SAGE-324

Clinical data
- Other names: BIIB124

Legal status
- Legal status: Investigational;

Identifiers
- IUPAC name 1-[(3R,5S,8R,9R,10S,13S,14S,17S)-3-Hydroxy-3-(methoxymethyl)-13-methyl-2,4,5,6,7,8,9,10,11,12,14,15,16,17-tetradecahydro-1H-cyclopenta[a]phenanthren-17-yl]-2-(5-methyltetrazol-2-yl)ethanone;
- CAS Number: 1832596-09-4;
- PubChem CID: 118548467;
- UNII: 9J768D78HM;

Chemical and physical data
- Formula: C_{24}H_{38}N_{4}O_{3}
- Molar mass: 430.593 g·mol^{−1}
- 3D model (JSmol): Interactive image;
- SMILES CC1=NN(N=N1)CC(=O)[C@H]2CC[C@@H]3[C@@]2(CC[C@H]4[C@H]3CC[C@@H]5[C@@H]4CC[C@@](C5)(COC)O)C;
- InChI InChI=1S/C24H38N4O3/c1-15-25-27-28(26-15)13-22(29)21-7-6-20-19-5-4-16-12-24(30,14-31-3)11-9-17(16)18(19)8-10-23(20,21)2/h16-21,30H,4-14H2,1-3H3/t16-,17-,18+,19+,20-,21+,23-,24+/m0/s1; Key:QILSKKMYIGWGLH-YRTSKKSESA-N;

= SAGE-324 =

Chemical compound

SAGE-324, also known as BIIB124, is an experimental drug.

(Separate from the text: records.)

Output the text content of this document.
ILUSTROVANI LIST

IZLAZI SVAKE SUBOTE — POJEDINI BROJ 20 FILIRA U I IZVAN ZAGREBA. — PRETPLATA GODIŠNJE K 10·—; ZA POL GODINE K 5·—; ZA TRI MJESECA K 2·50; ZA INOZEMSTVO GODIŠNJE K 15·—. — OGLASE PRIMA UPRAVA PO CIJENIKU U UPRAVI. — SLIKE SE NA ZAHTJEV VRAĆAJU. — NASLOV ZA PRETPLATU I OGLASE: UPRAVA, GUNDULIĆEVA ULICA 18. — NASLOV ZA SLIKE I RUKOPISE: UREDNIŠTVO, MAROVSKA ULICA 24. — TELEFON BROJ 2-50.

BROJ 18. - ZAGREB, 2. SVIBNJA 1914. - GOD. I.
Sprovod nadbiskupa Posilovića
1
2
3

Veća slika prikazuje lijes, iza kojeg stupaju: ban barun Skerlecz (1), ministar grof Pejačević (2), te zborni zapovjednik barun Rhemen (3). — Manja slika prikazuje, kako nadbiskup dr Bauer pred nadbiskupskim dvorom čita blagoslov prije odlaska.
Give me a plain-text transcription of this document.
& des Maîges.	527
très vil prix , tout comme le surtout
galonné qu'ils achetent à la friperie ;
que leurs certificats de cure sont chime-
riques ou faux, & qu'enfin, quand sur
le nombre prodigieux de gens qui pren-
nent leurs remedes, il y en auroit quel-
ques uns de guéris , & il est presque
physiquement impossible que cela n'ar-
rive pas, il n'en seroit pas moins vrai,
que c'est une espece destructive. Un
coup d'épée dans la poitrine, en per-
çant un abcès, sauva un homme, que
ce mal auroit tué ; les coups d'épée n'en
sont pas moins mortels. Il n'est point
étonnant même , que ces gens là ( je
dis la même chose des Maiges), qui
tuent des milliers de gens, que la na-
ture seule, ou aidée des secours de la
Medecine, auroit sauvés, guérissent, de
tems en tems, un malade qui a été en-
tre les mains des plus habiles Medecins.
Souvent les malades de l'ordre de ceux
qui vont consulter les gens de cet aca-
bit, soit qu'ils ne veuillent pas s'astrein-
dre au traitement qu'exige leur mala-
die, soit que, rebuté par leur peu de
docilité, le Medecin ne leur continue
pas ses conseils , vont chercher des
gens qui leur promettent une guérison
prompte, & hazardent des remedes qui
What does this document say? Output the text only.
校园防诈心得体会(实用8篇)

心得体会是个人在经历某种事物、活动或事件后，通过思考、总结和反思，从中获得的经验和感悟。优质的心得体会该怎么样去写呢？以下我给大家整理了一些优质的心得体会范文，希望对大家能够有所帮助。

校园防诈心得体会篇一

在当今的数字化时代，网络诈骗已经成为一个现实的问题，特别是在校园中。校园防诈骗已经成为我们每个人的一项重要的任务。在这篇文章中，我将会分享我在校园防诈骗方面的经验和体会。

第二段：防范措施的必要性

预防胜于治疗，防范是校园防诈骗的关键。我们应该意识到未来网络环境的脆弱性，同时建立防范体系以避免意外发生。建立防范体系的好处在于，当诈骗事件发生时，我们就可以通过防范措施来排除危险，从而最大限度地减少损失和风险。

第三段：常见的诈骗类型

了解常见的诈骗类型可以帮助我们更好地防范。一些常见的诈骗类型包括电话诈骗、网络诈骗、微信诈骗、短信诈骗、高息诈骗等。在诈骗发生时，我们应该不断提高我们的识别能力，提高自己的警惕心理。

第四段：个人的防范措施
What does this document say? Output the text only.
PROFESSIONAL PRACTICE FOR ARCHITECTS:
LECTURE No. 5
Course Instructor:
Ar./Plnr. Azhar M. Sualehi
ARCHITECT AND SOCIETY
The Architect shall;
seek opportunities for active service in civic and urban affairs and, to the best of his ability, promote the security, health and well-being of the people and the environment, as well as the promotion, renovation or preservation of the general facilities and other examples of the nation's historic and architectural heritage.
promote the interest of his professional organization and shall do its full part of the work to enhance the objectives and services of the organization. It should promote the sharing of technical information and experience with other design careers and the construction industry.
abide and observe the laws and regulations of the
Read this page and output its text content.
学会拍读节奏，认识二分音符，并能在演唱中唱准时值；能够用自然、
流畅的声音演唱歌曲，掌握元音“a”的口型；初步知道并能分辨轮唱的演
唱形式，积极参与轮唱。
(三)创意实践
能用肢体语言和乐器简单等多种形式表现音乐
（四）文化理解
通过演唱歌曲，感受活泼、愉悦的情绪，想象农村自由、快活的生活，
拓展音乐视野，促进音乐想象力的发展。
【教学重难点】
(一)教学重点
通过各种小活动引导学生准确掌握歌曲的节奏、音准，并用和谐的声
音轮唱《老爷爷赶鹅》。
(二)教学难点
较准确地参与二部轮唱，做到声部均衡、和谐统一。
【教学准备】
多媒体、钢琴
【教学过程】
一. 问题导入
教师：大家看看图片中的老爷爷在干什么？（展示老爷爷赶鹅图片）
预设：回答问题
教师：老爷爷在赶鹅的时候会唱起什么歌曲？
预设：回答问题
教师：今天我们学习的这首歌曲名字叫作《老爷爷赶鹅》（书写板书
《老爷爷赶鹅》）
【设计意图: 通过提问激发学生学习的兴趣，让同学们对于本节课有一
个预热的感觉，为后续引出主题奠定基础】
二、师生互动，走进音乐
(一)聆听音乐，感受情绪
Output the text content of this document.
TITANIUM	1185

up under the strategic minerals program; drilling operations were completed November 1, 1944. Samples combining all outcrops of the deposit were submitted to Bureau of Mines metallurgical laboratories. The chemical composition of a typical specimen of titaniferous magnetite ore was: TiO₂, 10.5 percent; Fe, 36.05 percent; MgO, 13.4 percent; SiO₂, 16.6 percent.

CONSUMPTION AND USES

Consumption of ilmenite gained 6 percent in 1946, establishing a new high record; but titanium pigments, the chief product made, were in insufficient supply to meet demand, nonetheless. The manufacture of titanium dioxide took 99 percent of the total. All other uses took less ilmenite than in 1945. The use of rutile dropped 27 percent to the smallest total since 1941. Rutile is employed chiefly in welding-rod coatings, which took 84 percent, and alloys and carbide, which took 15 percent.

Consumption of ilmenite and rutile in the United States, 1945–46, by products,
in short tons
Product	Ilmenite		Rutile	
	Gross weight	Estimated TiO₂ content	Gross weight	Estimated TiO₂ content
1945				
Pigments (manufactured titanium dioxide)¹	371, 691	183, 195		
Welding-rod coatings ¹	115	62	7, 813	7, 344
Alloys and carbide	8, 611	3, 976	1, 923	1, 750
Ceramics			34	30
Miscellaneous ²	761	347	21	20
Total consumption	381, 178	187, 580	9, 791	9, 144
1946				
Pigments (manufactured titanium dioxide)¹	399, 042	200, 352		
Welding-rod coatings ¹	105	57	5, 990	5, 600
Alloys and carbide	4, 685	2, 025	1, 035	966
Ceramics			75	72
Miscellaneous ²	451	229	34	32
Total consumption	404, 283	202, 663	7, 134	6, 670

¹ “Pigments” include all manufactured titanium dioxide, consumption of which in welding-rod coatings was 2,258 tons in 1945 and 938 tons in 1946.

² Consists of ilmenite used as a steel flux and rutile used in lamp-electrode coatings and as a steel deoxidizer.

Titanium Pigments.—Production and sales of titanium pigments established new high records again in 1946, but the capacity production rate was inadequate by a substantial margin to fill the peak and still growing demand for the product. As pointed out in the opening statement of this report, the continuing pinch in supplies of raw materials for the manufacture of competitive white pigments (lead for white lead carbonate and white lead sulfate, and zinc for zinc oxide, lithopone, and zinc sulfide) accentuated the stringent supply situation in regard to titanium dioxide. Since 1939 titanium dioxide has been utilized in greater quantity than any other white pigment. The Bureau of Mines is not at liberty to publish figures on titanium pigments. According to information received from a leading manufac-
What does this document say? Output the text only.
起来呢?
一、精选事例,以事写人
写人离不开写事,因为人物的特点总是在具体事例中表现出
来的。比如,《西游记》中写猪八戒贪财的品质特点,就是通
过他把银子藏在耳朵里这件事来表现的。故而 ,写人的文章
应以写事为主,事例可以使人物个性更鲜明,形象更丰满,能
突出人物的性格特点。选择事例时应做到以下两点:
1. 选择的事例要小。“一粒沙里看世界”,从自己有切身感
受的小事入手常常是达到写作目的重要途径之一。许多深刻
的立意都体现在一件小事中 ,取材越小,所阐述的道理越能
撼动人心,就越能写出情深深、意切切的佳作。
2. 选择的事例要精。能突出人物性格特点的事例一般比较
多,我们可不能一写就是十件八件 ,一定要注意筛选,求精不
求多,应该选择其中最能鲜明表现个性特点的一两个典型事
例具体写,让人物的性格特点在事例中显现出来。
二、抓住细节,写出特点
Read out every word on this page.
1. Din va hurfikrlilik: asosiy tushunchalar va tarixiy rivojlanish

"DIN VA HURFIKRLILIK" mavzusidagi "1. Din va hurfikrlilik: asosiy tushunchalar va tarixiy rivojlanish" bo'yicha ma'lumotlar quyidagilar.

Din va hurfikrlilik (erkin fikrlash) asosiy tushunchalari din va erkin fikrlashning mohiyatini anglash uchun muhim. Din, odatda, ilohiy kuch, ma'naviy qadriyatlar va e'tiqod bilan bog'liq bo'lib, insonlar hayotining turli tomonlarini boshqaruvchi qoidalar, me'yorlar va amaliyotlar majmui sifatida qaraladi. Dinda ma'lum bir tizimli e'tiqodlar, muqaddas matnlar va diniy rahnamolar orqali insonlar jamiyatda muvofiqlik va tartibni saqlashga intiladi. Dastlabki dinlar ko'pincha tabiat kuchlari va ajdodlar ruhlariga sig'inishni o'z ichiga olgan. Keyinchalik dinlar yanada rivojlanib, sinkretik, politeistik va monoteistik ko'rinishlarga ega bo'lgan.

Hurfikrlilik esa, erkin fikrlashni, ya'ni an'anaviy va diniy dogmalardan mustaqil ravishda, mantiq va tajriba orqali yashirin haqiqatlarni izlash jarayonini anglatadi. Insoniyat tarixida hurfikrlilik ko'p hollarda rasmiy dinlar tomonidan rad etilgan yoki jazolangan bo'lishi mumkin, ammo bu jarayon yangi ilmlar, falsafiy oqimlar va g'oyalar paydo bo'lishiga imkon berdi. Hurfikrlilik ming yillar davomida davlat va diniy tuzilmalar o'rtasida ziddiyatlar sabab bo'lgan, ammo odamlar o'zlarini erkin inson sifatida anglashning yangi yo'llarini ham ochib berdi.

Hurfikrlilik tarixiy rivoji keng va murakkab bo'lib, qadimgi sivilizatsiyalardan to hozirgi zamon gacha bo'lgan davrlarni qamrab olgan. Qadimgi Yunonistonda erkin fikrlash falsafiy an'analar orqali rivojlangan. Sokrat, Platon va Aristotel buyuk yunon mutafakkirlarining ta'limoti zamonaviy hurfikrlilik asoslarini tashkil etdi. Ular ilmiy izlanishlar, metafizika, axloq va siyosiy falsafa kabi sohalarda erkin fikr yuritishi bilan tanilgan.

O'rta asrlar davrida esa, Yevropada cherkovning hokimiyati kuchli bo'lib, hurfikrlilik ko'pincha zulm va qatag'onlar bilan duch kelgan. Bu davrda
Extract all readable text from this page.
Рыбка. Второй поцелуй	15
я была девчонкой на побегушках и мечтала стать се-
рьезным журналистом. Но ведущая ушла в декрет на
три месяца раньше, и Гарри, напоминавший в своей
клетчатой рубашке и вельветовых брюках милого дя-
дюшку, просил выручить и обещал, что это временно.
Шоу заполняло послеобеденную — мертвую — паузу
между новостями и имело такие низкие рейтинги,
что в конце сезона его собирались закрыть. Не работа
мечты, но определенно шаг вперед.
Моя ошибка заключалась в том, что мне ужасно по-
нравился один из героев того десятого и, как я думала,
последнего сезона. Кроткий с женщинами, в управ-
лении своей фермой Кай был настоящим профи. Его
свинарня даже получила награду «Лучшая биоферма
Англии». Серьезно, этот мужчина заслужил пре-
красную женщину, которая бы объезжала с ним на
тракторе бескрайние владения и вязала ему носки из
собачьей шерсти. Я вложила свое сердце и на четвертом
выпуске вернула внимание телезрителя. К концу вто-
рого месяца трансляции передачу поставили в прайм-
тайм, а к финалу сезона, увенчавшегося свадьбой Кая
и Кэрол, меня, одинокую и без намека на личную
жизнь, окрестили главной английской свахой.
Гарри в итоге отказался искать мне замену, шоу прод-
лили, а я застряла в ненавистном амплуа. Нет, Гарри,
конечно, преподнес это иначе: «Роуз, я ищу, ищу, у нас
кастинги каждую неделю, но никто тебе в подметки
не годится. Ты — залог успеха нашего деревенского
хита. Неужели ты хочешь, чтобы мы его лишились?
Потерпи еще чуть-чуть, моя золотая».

It is a neurosteroid that works as a GABA_{A} receptor positive allosteric modulator.

SAGE-324 was being developed by Biogen for the treatment of essential tremor. Its development was discontinued in 2024 due to lack of efficacy in Phase 2 clinical trials.